- An optimal trauma projection for possible scapulohumeral dislocations (especially posterior dislocation), glenoid fractures, Hill-Sachs lesions, and soft tissue calcifications.
- IR size - 18 x 24 cm (8 x 10 inches), lengthwise
- Moving or stationary grid
- Digital IR - very close collimation required
- 75 +- 5 kV range
- mAs 12
|Erect apical oblique axial projection - 45 degrees posterior oblique|
CR 45 degree caudad
- Shield pelvic area.
- Perform radiograph with the patient in an erect or supine position. (The erect position is usually less painful, if patient's condition allows.) Rotate body 45 degree toward affected side ( posterior surface of affected shoulder against IR.)

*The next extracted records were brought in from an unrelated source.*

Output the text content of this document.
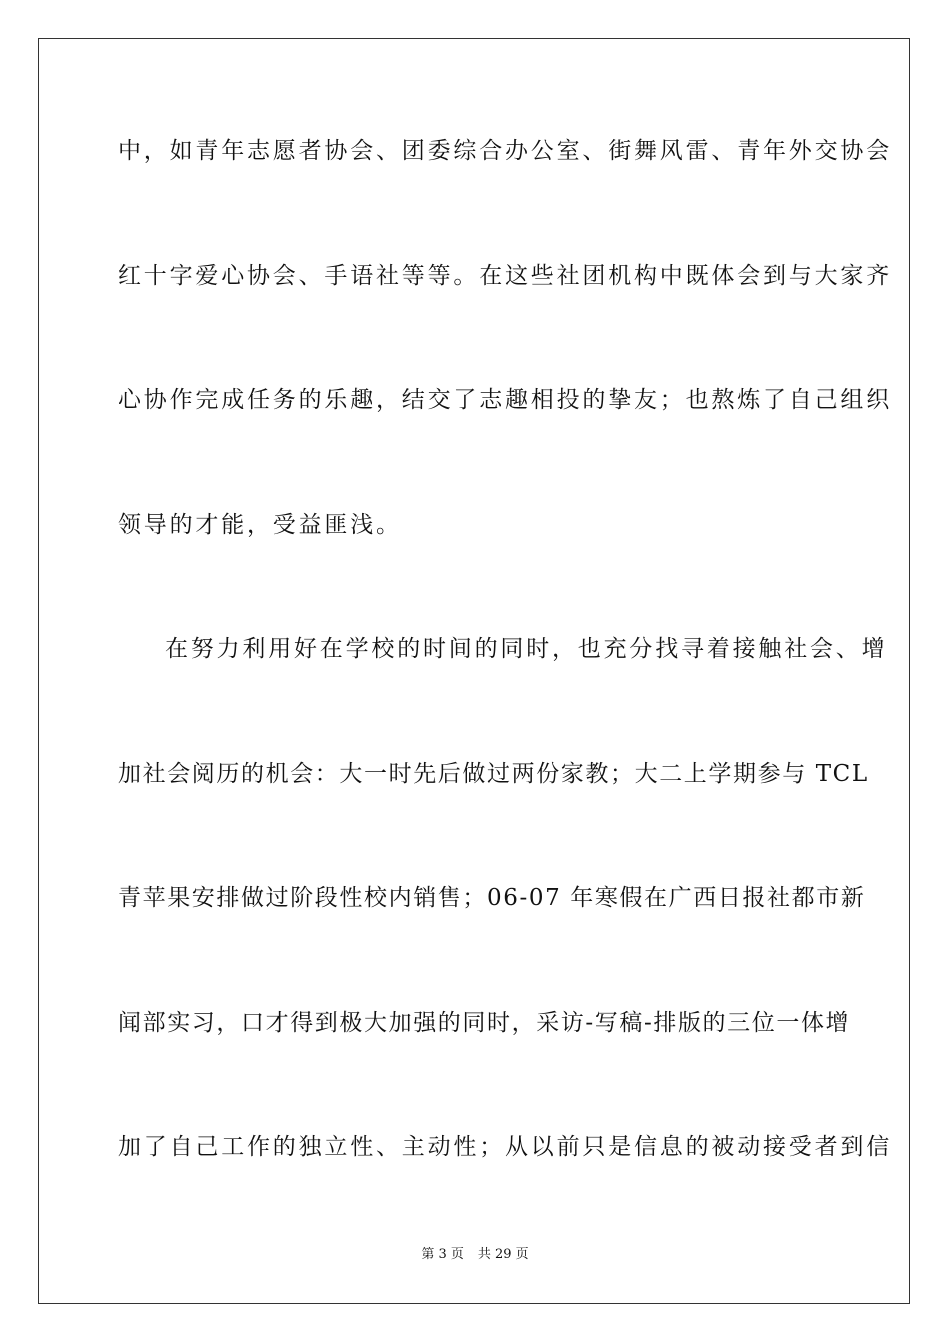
中，如青年志愿者协会、团委综合办公室、街舞风雷、青年外交协会
红十字爱心协会、手语社等等。在这些社团机构中既体会到与大家齐
心协作完成任务的乐趣，结交了志趣相投的挚友；也熬炼了自己组织
领导的才能，受益匪浅。
在努力利用好在学校的时间的同时，也充分找寻着接触社会、增
加社会阅历的机会：大一时先后做过两份家教；大二上学期参与 TCL
青苹果安排做过阶段性校内销售；06-07 年寒假在广西日报社都市新
闻部实习，口才得到极大加强的同时，采访-写稿-排版的三位一体增
加了自己工作的独立性、主动性；从以前只是信息的被动接受者到信
第 3 页 共 29 页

- Center scapulohumeral joint to CR and mid-IR.
- Adjust IR so that the 45 degree angled CR will project the scapulohumeral joint to the center of the IR.
- Flex elbow and place arm across chest, or with trauma, place arm at side as is.
- CR 45 degree caudad, centered to the scapulohumeral joint.
- Minimum SID of 40 inches (100 cm)
- Collimate closely to area of interest.
- Suspend respiration during exposure.
|AP axial oblique: Garth method demonstrates an antrior dislocation of the|
proximal humerus. The humeral head is shown below the coracoid process,
a common appearance with anterior dislocation
- The humeral head, glenoid cavity, and neck and head of the scapula are well demonstrated free of superimposition.
- The coracoid process is projected over part of the humeral head, which appears elongated.
- The acromion and AC joint are projected superior to the humeral head.
Collimation and CR:
- Collimation should be visible on four sides to area of affected shoulder.
- CR and center of collimation field should be at the scapulohumeral joint.
- Optimal density and contrast with no motion will demonstrate clear, sharp bony trabecular markings and soft tissue detail for possible calcifications.